Do you enjoy gardening?
I have always been a gardener, but my gardening kicked into high gear during the pandemic. My pandemic garden related intimately to the writing of this article, and in particular to my thinking about resource recycling and extraction. In the past, I focused mostly on food production and native plants, both for reasons of sustainability, and I didn’t cultivate too many ornamentals.

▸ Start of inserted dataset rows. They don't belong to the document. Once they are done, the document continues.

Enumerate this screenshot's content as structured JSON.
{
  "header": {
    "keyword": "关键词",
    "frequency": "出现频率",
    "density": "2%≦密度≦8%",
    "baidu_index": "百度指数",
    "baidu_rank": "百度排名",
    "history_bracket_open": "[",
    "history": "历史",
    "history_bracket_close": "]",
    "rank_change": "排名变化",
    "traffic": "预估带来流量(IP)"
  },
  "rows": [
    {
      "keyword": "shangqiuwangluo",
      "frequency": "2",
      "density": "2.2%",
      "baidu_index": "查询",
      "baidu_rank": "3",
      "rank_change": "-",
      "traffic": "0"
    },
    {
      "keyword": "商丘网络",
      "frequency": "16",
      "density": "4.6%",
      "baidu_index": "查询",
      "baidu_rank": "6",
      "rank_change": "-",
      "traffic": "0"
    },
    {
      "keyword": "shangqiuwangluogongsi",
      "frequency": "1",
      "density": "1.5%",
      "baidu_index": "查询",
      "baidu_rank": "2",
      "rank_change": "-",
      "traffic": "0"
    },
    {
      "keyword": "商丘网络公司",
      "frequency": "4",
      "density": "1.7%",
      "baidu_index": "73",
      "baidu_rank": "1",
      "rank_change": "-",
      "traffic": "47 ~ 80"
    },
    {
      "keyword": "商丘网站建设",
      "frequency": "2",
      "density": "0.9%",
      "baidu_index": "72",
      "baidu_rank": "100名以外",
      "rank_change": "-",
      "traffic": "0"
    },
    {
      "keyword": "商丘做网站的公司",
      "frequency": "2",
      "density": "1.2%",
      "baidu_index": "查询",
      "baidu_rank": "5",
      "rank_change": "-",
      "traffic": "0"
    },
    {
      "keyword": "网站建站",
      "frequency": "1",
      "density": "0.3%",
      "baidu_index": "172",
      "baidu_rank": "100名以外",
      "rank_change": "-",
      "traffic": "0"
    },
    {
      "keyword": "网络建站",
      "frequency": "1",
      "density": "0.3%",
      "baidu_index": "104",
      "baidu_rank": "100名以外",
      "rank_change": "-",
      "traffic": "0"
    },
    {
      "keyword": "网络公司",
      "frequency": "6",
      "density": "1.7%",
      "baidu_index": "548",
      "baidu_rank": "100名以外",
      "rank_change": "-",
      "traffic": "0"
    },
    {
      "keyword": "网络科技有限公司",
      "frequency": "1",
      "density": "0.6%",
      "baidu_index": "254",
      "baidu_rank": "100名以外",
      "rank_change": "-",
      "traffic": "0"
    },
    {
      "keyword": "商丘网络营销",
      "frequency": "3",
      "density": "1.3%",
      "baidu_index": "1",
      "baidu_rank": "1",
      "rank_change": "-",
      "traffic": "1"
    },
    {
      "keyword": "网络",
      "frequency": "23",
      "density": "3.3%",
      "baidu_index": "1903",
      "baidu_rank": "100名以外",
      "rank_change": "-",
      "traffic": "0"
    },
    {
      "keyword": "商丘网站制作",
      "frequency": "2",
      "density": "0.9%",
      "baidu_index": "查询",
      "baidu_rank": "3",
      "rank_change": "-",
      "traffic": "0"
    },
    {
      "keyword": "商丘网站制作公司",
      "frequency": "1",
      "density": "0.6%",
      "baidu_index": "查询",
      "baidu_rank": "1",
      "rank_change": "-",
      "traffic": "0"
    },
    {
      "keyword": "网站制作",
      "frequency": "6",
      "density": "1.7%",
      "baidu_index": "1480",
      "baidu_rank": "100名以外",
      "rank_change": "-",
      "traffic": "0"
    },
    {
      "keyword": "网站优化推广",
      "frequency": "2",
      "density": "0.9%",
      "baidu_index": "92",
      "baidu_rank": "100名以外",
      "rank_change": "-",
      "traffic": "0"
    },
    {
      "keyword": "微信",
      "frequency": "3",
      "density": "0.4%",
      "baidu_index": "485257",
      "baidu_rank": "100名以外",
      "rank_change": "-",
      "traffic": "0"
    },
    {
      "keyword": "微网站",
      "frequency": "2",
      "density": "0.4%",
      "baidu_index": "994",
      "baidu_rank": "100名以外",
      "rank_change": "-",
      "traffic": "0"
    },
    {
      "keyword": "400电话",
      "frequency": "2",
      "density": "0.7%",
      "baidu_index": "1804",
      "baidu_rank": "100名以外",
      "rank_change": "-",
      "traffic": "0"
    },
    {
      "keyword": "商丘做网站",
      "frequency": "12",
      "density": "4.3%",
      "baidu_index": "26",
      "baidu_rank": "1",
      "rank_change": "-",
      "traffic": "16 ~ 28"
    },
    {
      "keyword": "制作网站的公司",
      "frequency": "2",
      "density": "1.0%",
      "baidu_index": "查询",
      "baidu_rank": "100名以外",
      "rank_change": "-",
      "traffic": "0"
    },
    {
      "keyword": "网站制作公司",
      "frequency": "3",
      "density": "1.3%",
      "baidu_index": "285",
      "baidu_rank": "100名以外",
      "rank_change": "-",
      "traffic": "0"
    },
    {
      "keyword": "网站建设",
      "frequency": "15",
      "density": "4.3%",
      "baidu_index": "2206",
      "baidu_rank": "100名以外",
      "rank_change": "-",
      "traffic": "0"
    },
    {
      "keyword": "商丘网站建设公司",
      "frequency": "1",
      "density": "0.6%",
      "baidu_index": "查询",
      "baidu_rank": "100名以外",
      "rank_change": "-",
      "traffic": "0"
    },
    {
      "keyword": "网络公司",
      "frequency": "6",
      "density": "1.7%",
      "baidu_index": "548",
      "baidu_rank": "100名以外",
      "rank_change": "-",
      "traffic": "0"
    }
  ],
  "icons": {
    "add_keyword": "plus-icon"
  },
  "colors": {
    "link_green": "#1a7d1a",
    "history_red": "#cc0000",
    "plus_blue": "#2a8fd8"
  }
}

Before the pandemic, I had also already begun integrating gardening with my academic research and pedagogy by growing dye and pigment plants and experimenting upon them using seventeenth-century processes, in collaboration with several artists in the area like Ashlee Weitlauf and Tilke Elkins.
Then, in Oregon, our schools and daycares were shut down quite early in March 2020, even the playgrounds were roped off, and we were told not to leave the house. Suddenly I had no childcare and a rather upset and bored five-year-old at home. So, I worked on transforming the garden into a magical wonderland for my daughter by growing from seed (in a greenhouse) many of the exotic curiosities I was researching, like the sensitive plant (Mimosa pudica), the four o’clock flower (Mirabilis jalapa), selenotropes, heliotropes, and various other plants that did interesting things. I also did more garden experiments as a way to entertain my daughter.
At the same time, I was also improving my compost and upping food production, especially since I didn’t want to go to the grocery store and there were concerns about food supply chain failures. In the first week of the shutdown, I got Muscovy ducklings and an Angora rabbit, both of whom create several neat loops of sustainability in our garden. The garden is fertilized by all that manure, the ducks eat slugs and give us eggs, and the rabbit gives us wool (which we spun and dyed with our home-grown indigo). As I was digging my compost, I was thinking about the contrast between my efforts to create sustainable loops through composting and waste recycling on the one hand in my kitchen garden, and on the other, my investment of resources in inedible, tender garden curiosities in my pleasure garden. The supply chain concerns during the pandemic, and my efforts to escape from them through composting and waste recycling really brought home Ayesha Mukherjee’s arguments about dearth science and cyclical patterns of knowledge and resources and its contrast with linear models of resource extraction. Due to the pandemic, it was in the garden rather than in a seminar or conference meeting that I really thought through my arguments. I never presented this work at a conference; it was just me, my compost, and my thoughts—and occasionally the ducks had opinions to voice. Along with a current bountiful veggie harvest, this article is definitely a pandemic product.